Fanen Chiahemen, Never Make a Sound: A Memoir, The Awakened Press

Fanen Chiahemen’s Never Make a Sound is a coming-of-age text that is poetry and memoir and found text, and in this braided form echoes the way a subject under psychic pressure must make of themselves a unified person out of the many pieces of discourse and response.

At a ceremony at Vancouver Writers Fest on Sunday, October 24, 2021 with special guest of honour Betsy Warland in attendance, Wayde introduced the winner with these comments:

“Whenever I teach the concepts of form and genre, I always begin with the caveat that terms like fiction, poetry, memoir, speculative fiction, literary fiction, visual poetry, sound poetry, and so on ¾ these are all merely tools for talking about writing.
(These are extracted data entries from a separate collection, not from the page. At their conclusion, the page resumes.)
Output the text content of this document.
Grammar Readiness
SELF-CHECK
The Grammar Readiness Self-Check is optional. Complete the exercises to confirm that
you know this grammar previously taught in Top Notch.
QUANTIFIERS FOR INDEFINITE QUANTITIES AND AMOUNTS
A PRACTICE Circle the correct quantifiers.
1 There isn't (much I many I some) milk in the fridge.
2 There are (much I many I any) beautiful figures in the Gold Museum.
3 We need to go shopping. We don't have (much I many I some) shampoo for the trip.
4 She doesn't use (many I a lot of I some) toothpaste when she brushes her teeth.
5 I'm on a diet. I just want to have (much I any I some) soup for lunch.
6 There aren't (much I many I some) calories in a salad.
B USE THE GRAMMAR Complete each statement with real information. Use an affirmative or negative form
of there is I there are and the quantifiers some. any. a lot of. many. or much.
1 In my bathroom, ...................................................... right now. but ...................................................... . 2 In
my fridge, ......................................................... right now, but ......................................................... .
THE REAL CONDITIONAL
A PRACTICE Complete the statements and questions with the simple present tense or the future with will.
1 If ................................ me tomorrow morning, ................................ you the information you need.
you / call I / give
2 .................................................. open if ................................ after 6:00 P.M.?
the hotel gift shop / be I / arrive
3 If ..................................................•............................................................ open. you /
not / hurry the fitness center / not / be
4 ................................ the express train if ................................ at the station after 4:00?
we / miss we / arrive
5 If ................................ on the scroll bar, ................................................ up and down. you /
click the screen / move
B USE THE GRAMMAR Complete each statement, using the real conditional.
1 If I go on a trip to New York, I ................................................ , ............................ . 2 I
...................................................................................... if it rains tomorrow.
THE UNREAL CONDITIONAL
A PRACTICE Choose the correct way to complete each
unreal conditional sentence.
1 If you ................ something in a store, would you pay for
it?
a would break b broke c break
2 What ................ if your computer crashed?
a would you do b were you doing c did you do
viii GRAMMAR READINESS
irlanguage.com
They are not hard-edged boundaries, discrete and distinct from each other, as if ordained from above. When someone asks if a particular piece is a personal narrative essay or prose poetry, my answer is merely: “Yes.” Is this piece visual poetry or is it visual art? “Yes, it’s those things.” Conversation about what writing does is always more interesting than conversation about what writing is. And when form and genre are overemphasized, those writers who work within the overlapping parts of the Venn diagram can find themselves in fact in an institutional blind spot, where an arbitrary definition supercedes the value and genius of the writing itself. For this reason, I am so happy to see the creation of the VMI Betsy Warland Between Genres Award, so named after a writer whose own work is often located in the exciting terrain of mixture, recombination, and transcendant multiplicity. Thanks to Elee and Rachel, and thanks to Betsy, as always, for leading the way.”
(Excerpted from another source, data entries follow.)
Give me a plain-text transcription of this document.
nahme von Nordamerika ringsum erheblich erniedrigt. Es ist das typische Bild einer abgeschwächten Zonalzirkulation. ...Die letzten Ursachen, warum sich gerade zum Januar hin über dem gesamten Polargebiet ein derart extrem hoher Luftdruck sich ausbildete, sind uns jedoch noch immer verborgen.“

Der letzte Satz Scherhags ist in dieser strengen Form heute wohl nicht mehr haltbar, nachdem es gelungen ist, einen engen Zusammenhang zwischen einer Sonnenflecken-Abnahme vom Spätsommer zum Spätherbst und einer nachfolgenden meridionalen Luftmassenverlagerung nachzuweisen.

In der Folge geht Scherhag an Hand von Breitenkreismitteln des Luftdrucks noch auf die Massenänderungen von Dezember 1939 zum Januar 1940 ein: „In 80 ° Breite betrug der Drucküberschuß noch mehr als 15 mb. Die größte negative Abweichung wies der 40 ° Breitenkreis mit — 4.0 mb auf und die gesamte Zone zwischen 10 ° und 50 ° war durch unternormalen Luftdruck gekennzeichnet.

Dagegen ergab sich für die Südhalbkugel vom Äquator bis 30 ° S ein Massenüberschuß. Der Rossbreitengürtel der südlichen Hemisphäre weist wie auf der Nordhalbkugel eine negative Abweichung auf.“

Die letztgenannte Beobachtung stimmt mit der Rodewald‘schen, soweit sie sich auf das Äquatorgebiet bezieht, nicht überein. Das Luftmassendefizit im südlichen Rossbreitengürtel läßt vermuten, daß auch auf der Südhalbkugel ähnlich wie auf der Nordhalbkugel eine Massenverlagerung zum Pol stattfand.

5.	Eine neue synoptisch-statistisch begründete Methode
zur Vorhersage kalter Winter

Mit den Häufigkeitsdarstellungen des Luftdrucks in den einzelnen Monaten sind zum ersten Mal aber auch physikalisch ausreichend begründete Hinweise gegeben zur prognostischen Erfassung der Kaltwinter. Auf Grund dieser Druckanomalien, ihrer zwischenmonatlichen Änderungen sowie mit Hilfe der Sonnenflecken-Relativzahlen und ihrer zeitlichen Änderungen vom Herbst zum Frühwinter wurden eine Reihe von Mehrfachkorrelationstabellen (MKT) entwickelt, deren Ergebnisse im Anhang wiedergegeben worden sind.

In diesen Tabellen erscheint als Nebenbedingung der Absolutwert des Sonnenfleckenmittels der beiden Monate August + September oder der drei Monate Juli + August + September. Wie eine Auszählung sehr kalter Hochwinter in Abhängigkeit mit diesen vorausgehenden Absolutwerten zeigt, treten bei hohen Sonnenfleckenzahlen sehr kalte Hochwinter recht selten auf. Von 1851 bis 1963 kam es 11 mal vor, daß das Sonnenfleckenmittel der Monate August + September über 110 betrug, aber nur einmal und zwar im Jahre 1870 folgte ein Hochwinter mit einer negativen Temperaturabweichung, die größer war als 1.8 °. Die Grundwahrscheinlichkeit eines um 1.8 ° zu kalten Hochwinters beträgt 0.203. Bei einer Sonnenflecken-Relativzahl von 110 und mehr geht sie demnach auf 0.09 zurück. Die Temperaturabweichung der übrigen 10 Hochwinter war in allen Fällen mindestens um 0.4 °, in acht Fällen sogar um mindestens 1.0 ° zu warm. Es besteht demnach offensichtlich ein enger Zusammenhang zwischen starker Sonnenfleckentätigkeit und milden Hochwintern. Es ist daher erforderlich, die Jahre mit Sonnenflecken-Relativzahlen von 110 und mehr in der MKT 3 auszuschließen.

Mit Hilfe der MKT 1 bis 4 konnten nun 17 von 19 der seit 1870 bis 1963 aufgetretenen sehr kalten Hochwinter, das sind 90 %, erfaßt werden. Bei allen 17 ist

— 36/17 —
Our congratulations and appreciation to all the authors whose works were submitted. The innovation and quality of the submissions was truly inspiring. We hope this award will encourage publishers and authors in creating future hybrid works

2021 Judge

Inaugural judge Wayde Compton has written five books and has edited two literary anthologies. His collection of short stories, The Outer Harbour, won the City of Vancouver Book Award in 2015 and he won a National Magazine Award for Fiction in 2011. His work has been a finalist for two other City of Vancouver Book Awards as well as the Dorothy Livesay Poetry Prize. In 2006 Compton co-founded Commodore Books, western Canada’s first Black Canadian literary press.  Compton has been writer-in-residence at Simon Fraser University, Green College at the University of British Columbia, and the Vancouver Public Library. From 2012-18, he administrated the Creative Writing Program in Continuing Studies at SFU, including the award-winning Writer’s Studio. His latest book, The Blue Road, a fantasy graphic novel for young adults, illustrated by April dela Noche Milne, was called a “touching allegory of the unexpected and burdensome trials of migration” in a starred Kirkus review. Compton is currently the chair of Creative Writing at Douglas College in New Westminster, BC.